In this context of budget uncertainty, going cashless can help schools save money by streamlining their payment processes – whether it is to pay for school meals, school trips or any other transaction between the school and parents.
Anthony Bennett, head of sales at Eduspot, told BESA: “Having an online payment system can result in time and money being saved in school and processes becoming more efficient.” Eduspot, a BESA member, provides schools with a cashless catering solution called SchoolMoney, among other products.
SchoolMoney’s price plan allows for unlimited transactions without any transaction or service fees, which “allows schools to budget for the year and be as flexible as they wish when parents pay online without the worry of any additional fees for the school or parent,” Bennett said.
At Manley Village School, SchoolMoney has “reduced the time spent counting money and freed my time for other work,” the Business School Manager Gillian Harrison said.
Lorraine from Brooke Voluntary Controlled Church of England Primary School also recognised that the cashless system led to more efficiency in the school: “The office staff can now do their allocated hours without claiming overtime,” she said. “We have cut down on wasted hours on collecting money, counting it and banking it, and parents have become more efficient and reliable at booking meals in advance which means less wastage for our onsite kitchen.”
Going cashless to avoid the challenges of cash transactions
Schools without an online payment system have to manually record payments made for trips and dinners, followed by manually counting cash which also needs to be banked, often by a member of the admin team.

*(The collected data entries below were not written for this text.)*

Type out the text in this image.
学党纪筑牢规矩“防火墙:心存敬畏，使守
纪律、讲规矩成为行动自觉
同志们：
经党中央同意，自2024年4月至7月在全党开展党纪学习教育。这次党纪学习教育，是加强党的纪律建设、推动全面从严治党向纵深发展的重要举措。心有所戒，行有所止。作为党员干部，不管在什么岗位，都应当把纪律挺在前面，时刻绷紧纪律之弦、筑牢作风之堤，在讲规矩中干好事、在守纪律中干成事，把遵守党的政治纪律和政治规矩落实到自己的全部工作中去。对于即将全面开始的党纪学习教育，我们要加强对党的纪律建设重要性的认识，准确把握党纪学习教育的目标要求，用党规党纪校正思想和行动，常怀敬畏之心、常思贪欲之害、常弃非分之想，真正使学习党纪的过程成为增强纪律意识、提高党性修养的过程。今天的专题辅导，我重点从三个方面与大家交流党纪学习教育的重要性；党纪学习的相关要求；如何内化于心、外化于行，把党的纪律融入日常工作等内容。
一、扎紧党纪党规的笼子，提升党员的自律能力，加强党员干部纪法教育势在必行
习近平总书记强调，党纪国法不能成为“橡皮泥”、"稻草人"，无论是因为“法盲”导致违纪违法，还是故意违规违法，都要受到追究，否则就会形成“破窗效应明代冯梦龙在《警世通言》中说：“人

Rhea Jarvis, business development manager at Eduspot, told BESA that this system was both extremely time-consuming – for both the parents and admin staff in school – and not very secure. “Manually tracked information does not allow for accurate reporting on money received and can also be difficult to track student grants or pupil premium reductions for things such as trips,” Jarvis said. “Manual systems paper-based or electronic spreadsheets allow for many areas of human error and are without a complete audit trail.”

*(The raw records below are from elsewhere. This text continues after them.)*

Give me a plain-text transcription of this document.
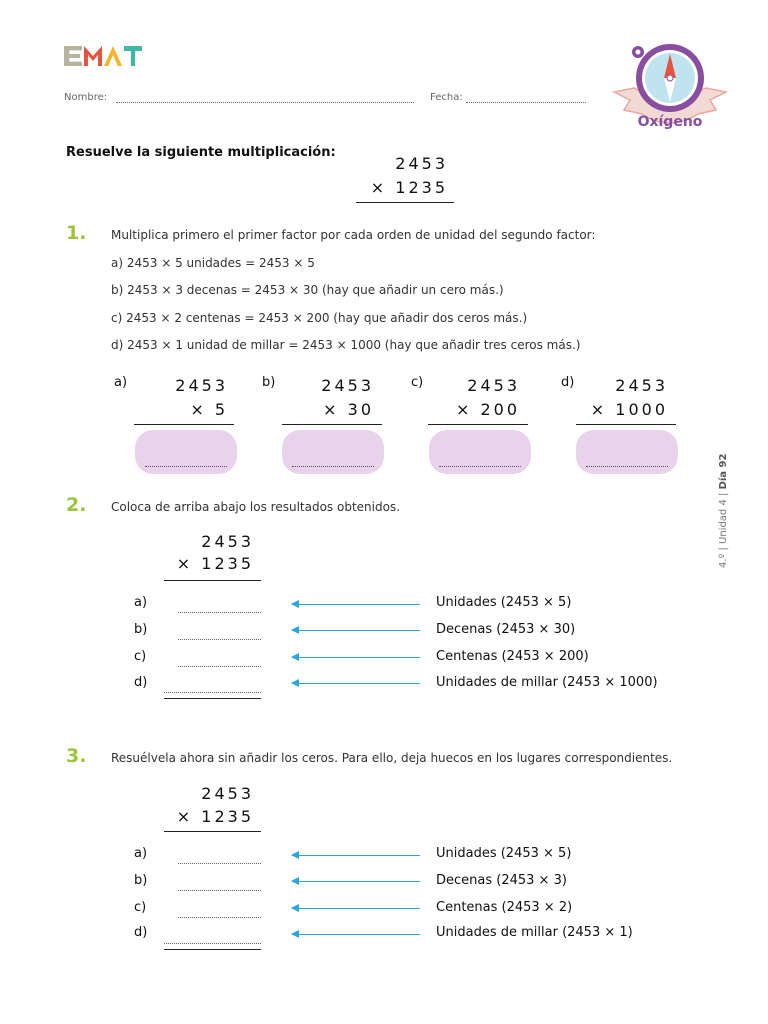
Nombre:	Fecha:
Oxígeno
Resuelve la siguiente multiplicación:
2453
× 1235
1. Multiplica primero el primer factor por cada orden de unidad del segundo factor:
a) 2453 × 5 unidades = 2453 × 5
b) 2453 × 3 decenas = 2453 × 30 (hay que añadir un cero más.)
c) 2453 × 2 centenas = 2453 × 200 (hay que añadir dos ceros más.)
d) 2453 × 1 unidad de millar = 2453 × 1000 (hay que añadir tres ceros más.)
a)	2453
× 5
b)	2453
× 30
c)	2453
× 200
d)	2453
× 1000
2. Coloca de arriba abajo los resultados obtenidos.
2453
× 1235
a)	Unidades (2453 × 5)
b)	Decenas (2453 × 30)
c)	Centenas (2453 × 200)
d)	Unidades de millar (2453 × 1000)
3. Resuélvela ahora sin añadir los ceros. Para ello, deja huecos en los lugares correspondientes.
2453
× 1235
a)	Unidades (2453 × 5)
b)	Decenas (2453 × 3)
c)	Centenas (2453 × 2)
d)	Unidades de millar (2453 × 1)
4.º | Unidad 4 | Día 92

Instead, an online payment system will record any transactions made by parents and will clearly show in school any payments made, credits accrued or debts that need to be paid. “Online payments result in a more secure streamlined approach to money transactions,” Jarvis commented. Besides being a more secure way of receiving payments, an online payment system also has the added benefit of no cash in school, which is a security risk alone.
Moreover, online payment solutions offer parents the chance to pay cash if needed, through the PayPoint facility. There are 29,000 PayPoint outlets in the UK, located in supermarkets, newsagents or Post Offices, so it is a convenient alternative for families with no online banking.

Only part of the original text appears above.